Landlords could find themselves in a legal tangle when asking for rent in advance if the Renters (Reform) Bill goes forward as drafted.
One of the new amendments specifies that rent periods (such as £500 per calendar month) cannot be different from the periods for which rent is payable (such as quarterly in advance) and any provision which seeks to make them will not be effective.
Tenants often want to pay rent in advance if they can’t provide enough financial references, particularly overseas tenants who could easily afford the rent but can’t show any financial history, explains David Smith (pictured), property lawyer at JMW.
“The normal means of dealing with this would be to express the rent as a monthly figure but then specify that the rent is payable six monthly in advance,” he says.
“That structure seems to be entirely prohibited by the changed wording as the payment period (the six months’ in advance part) would be of no effect and disallowed.”

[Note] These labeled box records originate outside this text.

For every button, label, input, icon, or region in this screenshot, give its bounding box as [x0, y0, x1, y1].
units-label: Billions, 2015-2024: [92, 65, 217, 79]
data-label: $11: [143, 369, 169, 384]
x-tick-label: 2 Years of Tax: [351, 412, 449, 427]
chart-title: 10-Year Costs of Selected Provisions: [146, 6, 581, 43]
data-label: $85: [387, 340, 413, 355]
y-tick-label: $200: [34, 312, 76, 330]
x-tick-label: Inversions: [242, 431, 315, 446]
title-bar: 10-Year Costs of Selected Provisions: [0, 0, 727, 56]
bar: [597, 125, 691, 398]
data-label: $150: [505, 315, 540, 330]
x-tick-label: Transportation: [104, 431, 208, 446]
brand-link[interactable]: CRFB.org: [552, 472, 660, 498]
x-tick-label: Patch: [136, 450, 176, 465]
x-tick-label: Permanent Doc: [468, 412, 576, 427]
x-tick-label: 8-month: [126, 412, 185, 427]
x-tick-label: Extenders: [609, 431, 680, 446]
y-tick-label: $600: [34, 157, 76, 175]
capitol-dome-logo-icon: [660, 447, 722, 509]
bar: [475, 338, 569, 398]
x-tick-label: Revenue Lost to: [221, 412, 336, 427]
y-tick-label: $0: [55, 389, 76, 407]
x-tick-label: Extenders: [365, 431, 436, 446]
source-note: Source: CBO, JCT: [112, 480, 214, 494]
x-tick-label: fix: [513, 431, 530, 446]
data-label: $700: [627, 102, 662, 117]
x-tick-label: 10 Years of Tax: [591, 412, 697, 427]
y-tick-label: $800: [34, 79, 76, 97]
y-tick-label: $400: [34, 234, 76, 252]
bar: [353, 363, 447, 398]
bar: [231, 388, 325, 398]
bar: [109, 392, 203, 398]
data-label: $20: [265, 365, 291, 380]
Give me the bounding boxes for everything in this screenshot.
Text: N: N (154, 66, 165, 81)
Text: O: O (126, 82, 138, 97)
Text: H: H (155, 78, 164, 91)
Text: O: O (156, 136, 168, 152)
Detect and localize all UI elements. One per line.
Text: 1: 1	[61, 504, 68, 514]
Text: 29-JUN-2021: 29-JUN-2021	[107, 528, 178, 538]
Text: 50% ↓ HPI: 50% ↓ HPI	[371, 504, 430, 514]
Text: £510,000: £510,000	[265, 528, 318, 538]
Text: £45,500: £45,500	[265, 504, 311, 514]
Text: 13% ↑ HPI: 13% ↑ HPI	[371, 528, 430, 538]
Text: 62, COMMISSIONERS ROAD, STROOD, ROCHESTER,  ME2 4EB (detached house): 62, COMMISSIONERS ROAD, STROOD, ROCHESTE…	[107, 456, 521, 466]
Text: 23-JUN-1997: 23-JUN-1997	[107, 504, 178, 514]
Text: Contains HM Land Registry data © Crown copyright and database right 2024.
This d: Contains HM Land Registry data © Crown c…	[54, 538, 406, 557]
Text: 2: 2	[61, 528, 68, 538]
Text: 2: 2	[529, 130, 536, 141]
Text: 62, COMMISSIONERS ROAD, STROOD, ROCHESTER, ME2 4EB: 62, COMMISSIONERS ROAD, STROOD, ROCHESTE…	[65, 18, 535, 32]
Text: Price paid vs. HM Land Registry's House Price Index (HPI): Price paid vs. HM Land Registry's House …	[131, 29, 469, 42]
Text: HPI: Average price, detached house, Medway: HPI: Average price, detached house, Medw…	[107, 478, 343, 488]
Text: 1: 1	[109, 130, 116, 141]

However, DLUHC is adamant that this is not what the provisions do and says rent in advance is still allowed, using a mechanism whereby a landlord would simply decline to sign a tenancy agreement until an advance rent payment was made.
“I don’t see how this would be enforceable,” Smith says. “The only means I can see of doing this would be for the contract to say it was a monthly rent, payable monthly, and then specify that the first six payments of rent had to be made together in advance.
"But neither of these options can possibly be right. The courts would be likely to take a dim view of such an approach and would see it as an effort to achieve an unlawful rent period payment by the back door.”